The Newport City Council has given Teevin Brothers the green to begin constructing their new log yard at the Port of Newport’s International Terminal. The council found that Teevin’s amendment to their traffic impact analysis shows no significant impact to traffic at the intersection of Running Springs Road and the Bay Road – something the state Land Use Board of Appeals (LUBA) told the city to evaluate.
The ruling angered opponents who vowed to strike back at the council through the ballot box after “the council failed to listen to the people,” as they described it. Outside city hall opponent Rio Davidson said he hopes The Landing and other opponents appeal the project to the state Court of Appeals and to the state Supreme Court if necessary.
During testimony before the council Community Development Director Derrick Tokos said LUBA’s minor problem with Teevin Brothers’ Traffic Impact Analysis was that the intersection of Bay Road and Running Springs was left out of the analysis. Tokos said the TIA consultant went back and entered the data collected on Running Springs – found no significant impact on the intersection, made the entry to the report and thereby complied with LUBA’s directive. Tokos said with that the case should be closed.
However through a letter to Tokos, opponents’ attorney Sean Malone contended that the city underestimated LUBA’s troubles with the TIA which means that there is more work to do. Tokos disagreed and the city council disagreed as well saying LUBA’s remanding documentation referred only to Running Springs – that’s all.
A couple of Running Springs neighbors testified in favor of the project. Warren Chopp said Newport needs new well paying jobs and this is a way to get them. Another Running Springs neighbor said he too favors the project but there should be a “no passing” sign placed on the Bay Road, west of Running Springs, and that their mailboxes on the side of the road should be moved farther off the pavement. Newport resident and longshoreman Yale Fogarty said the community needs more family wage jobs and that the port must have income to pay off the $16 Million in bonds passed by the voters in 2006 that authorized the renovation of the International Terminal. Resident Warren Chopp also mentioned he doesn’t want his property taxes to rise if the port doesn’t generate enough revenue to pay off those bonds.
Meanwhile, other opponents tried to testify against the project but were gaveled silent by Mayor Sandra Roumagoux who claimed they weren’t directing their comments to what was under discussion. Since testimony was to be directed at the only question cited by LUBA, the Running Springs intersection, opponents’ comments about traffic, pedestrians, bicyclists and drivers using the Moore and Bay Road intersection, were not admissible. Opponents concerns about those factors were not cited by LUBA in their ruling. Attorney Malone’s letter to the council hinted strongly that those concerns are still very much in play and could be the subject of another appeal.

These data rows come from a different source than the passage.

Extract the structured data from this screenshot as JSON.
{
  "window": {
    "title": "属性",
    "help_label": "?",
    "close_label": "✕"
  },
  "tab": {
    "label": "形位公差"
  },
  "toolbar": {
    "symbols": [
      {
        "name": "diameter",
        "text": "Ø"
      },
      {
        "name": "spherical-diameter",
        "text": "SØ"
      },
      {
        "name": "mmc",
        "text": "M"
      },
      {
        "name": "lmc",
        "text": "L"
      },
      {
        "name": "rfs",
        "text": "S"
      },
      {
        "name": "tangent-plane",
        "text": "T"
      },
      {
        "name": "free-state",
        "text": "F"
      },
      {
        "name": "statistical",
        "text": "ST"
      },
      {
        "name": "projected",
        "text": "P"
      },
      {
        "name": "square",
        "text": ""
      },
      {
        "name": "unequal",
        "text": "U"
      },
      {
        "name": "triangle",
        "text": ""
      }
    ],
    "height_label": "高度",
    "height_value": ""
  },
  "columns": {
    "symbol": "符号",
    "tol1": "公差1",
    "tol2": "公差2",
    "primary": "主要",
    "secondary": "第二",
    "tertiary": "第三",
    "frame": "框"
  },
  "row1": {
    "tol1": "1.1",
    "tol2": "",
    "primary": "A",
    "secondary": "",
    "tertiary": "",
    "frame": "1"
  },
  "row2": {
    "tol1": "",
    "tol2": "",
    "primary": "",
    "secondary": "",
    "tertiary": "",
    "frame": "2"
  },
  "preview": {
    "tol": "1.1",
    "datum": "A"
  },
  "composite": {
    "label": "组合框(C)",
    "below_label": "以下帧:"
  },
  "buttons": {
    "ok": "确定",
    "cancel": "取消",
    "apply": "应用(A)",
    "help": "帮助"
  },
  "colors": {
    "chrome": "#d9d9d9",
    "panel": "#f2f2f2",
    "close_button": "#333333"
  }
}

The council vote to declare the Traffic Impact Analysis fully “repaired” per LUBA’s request was unanimous. Teevin Brothers’ Eric Oien said if all goes according to plan, construction on the new log yard could get underway this Spring with the first logs being loaded aboard ships headed to the Orient by next October.
Alcan Timber told News Lincoln County this week that they are also planning to ship logs overseas from the Newport terminal but that they’re holding off until everyone’s certain that the final green light has been given. Alcan did not comment on which route they would use to get their logs to Newport.
Correction: News Lincoln County earlier reported that Teevin Brothers had received a large state grant in order to build a road to facilitate log hauling in the Umatilla area. Eric Oien of Teevin Brothers corrected the reference saying that the Port of Umatilla had received the grant, not Teevin. We regret the error.
Oien called it an Immediate Need Grant from the state that was granted very quickly in order to capitalize on a new log export opportunity in Eastern Oregon. Whether such a grant might be won by the Port of Newport for an alternative access way to the International Terminal has yet to be seen. However, it’s been said many times that ODOT considers Highway 20 to John Moore Drive and the Bay Road as a time tested route used extensively in the past for just that purpose. The old terminal shipped a lot of logs overseas through the mid-1990s, then tapered off due to the deteriorating condition of the terminal, which has since been rebuilt.